—Pero usted no comprende — interrumpió Dalton —. Los negocios constituyen la sangre del cuerpo de nuestra sociedad. Destrúyalos y habrá destruido al hombre mismo.
—Lo dudo mucho — repuso Blaine.
—Pero la historia demuestra la posición preeminente del comercialismo. Ha construido el mundo como permanece hasta el día de hoy. Descubrió y abrió vías de progreso con sus pioneros, erigió las factorías, y…
—Ya comprendo, señor Dalton, ha leído usted mucha historia.
—Sí, señor Blaine, lo he hecho. Soy particularmente aficionado a…
—Entonces, quizás habrá usted caído en la cuenta de otras cosas también.
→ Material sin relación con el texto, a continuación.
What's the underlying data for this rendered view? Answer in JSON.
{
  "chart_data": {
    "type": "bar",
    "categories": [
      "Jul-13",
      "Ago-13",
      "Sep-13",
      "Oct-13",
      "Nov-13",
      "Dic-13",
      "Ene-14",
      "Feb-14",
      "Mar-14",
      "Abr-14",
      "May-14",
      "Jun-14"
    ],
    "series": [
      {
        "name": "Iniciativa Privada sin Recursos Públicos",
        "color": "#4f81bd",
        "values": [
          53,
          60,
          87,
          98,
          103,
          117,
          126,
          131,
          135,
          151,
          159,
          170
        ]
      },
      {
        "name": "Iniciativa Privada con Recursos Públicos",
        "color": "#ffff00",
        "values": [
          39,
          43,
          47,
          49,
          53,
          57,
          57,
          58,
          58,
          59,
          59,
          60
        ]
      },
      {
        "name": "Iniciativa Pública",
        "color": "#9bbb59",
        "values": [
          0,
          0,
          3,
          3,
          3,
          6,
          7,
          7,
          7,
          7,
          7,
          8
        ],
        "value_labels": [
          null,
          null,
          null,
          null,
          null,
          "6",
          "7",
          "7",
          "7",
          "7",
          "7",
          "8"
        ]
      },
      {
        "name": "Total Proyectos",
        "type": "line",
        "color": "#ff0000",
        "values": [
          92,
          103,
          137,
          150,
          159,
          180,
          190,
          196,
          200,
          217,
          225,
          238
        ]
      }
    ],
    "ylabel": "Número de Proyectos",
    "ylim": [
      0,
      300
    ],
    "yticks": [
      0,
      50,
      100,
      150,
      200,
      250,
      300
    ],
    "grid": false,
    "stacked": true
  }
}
Ideas, instituciones y creencias, siempre sobreviven al tiempo para el cual resultaron útiles. Eso lo hallará página tras página en toda nuestra historia… el mundo evoluciona y la gente y los métodos de vida, cambian asimismo. ¿Se le ha ocurrido pensar que los negocios, en la forma en que usted los concibe han sobrevivido a su tiempo de utilidad? Los negocios ya hicieron su contribución al mundo; pero el mundo continúa hacia delante. El concepto «negocio» es otro dodo(1 Dalton se incorporó rabioso, masticando furiosamente su puro y alisándose el cabello por enésima vez. —¡Por Dios! — gritó —, Ya veo lo que piensa usted. ¿Es esa también la mentalidad del Anzuelo? Blaine sonrió, sin alterarse. —No, en absoluto; esa es mi opinión estrictamente particular. No tengo la menor idea de lo que el Anzuelo pueda estar pensando. No estoy metido en política. «Así ocurría siempre», pensó Blaine. No importaba dónde se encontrase, siempre existiría a su alrededor alguien que tratara de arrancarle una pista, una idea, un pensamiento, el más diminuto secreto que pudiera pertenecer al Anzuelo. Al igual que una bandada de buitres, cerniéndose sobre su posible víctima, sospechando, seguramente, mucho más de lo que podría ocurrir en la realidad.